Thursday, May 2, 2024

What Will Happen to Current Library Building?

Letter to the Editor

To the Editor,

I noted with some interest the council move to hire a consultant to assess the viability of the former Foodland building as a potential library.

Despite the painfully long process of discussing new library locations, there never seems to be mention of what to do with the CURRENT library building. It’s a beautiful 82 year-old building, but has no obvious potential to be a commercial entity, especially in a town with an average of 16 empty storefronts, not even counting the grocery store building, or the lengthy downtown stretch of abandoned houses and movie theatre.
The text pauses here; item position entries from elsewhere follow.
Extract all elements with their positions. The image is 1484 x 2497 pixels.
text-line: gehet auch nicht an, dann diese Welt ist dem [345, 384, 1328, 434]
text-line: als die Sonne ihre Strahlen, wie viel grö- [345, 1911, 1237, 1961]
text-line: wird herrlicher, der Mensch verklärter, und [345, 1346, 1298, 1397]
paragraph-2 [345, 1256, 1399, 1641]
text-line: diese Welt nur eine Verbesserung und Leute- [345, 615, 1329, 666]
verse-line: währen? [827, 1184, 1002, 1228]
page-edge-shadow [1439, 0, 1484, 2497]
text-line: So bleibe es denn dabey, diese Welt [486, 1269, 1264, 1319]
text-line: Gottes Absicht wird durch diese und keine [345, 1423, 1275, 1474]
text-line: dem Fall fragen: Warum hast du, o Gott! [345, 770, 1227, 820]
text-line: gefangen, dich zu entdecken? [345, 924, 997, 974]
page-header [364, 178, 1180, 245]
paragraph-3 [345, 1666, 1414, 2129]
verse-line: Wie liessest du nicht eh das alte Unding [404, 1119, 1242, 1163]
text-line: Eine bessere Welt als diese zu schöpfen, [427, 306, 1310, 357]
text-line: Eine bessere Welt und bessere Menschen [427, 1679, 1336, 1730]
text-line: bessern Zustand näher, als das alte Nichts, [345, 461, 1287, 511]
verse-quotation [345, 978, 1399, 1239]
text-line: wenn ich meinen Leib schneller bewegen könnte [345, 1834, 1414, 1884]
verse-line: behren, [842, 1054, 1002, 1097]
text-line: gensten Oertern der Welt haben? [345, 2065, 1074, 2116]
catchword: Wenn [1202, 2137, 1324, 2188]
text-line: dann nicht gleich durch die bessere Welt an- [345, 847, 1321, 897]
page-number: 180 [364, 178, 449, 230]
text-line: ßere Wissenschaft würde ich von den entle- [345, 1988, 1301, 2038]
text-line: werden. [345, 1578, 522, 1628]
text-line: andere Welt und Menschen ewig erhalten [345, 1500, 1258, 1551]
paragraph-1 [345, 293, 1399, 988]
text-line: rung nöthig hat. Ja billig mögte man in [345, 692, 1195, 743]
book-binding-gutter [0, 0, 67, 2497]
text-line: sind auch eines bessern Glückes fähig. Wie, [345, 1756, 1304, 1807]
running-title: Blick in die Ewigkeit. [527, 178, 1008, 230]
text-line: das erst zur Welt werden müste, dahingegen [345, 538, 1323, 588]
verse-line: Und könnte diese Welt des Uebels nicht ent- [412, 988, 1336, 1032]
The last thing the the ratepayers need is yet another municipal building, and the property is too small to be added to the inventory of ‘development properties’ (that oddly never seem to reach actual development), so the existing library might well be subject to the wreckers’ ball one day. This would be a shame.

I wonder what private enterprise would do, if they owned several properties, but were faced with the library dilemma?
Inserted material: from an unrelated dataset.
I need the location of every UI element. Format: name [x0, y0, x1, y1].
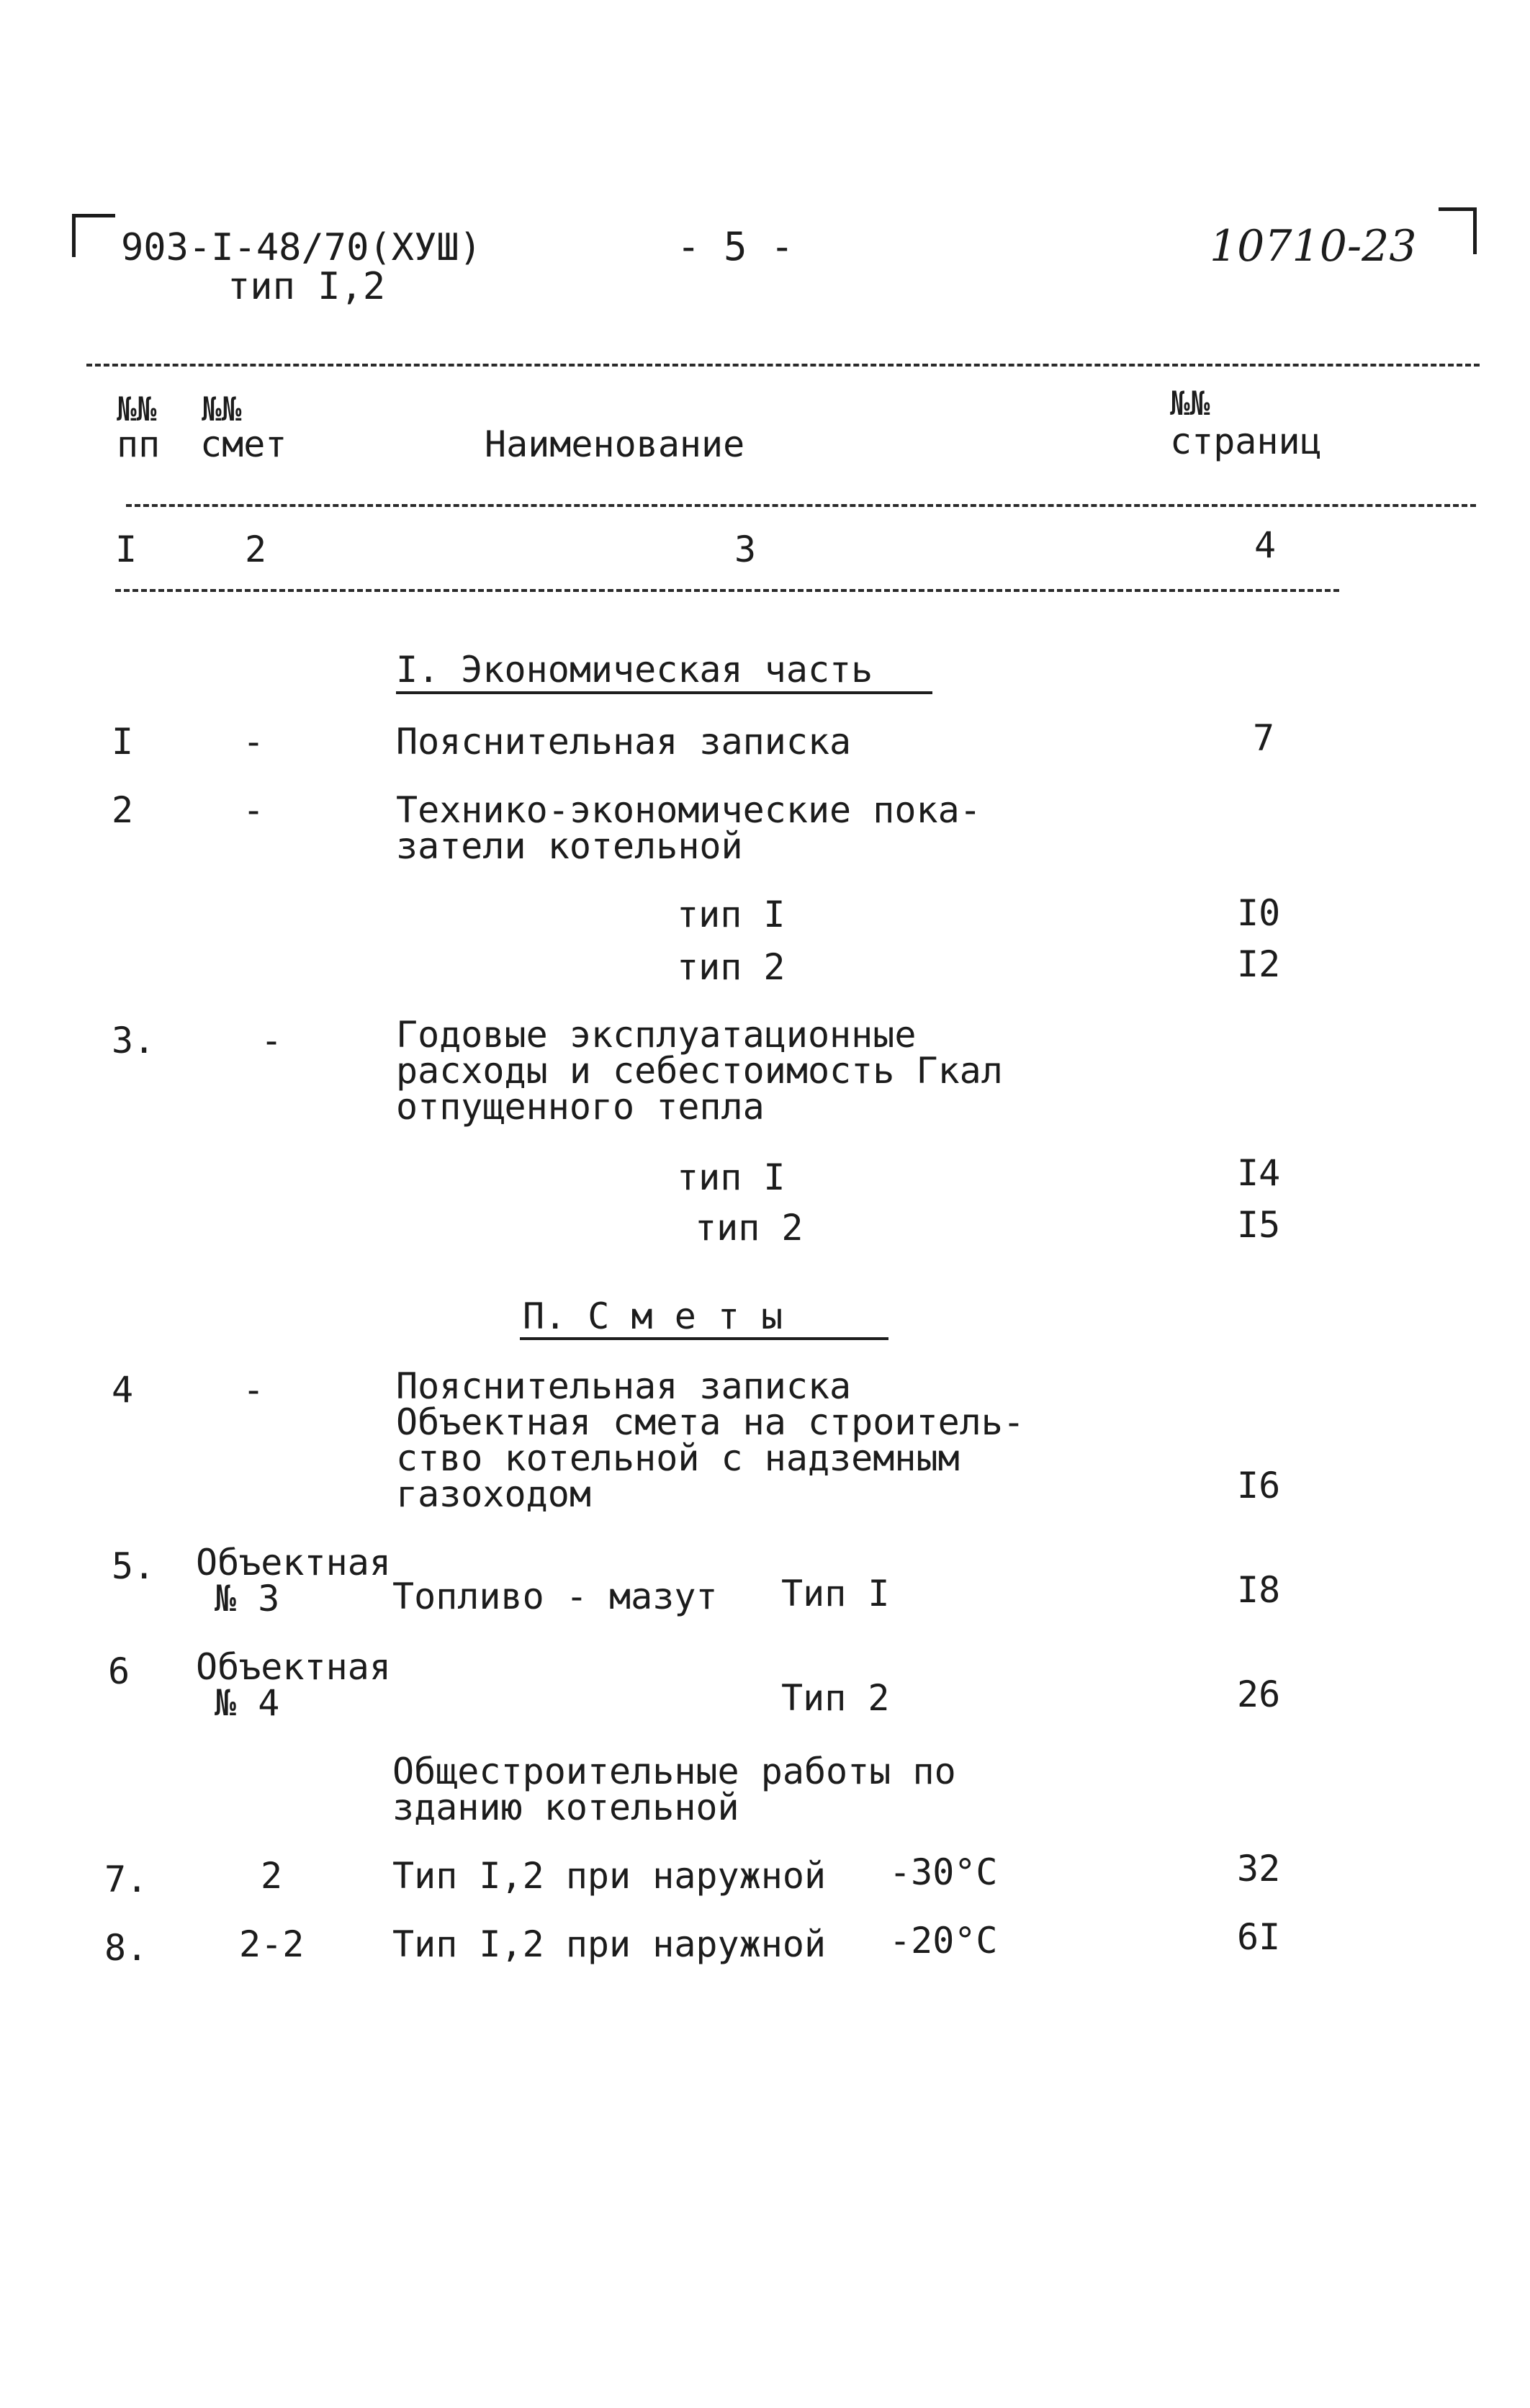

Having worked in private industry all my life, I know they would be unlikely to keep hiring consultants.

I believe that one of the considerations private enterprise would strongly consider is moving all the unsaleable (and seldom viewed) artworks out of Meaford Hall, and putting them in a repurposed 1935 library building. It could be cosmetically touched up to suit this purpose.

Perhaps the arts community, if it is large enough, could set up a trust to maintain the building, as ‘Friends of the Gallery’.

The library would be moved to Meaford Hall, where the current galleries would easily accommodate the book needs, and the lower level would easily accommodate the teens, children’s, and computer divisions of the library. Library use fully conforms to the cultural criteria used to secure the grant portion of rebuild funds acquired several years ago.

The Hall would then be actually used, in its entirety, every day! Imagine that!

This might actually make sense and save enormous sums of money, but no level of government espouses these two radical concepts, so it would probably never be considered by our local council. Pity.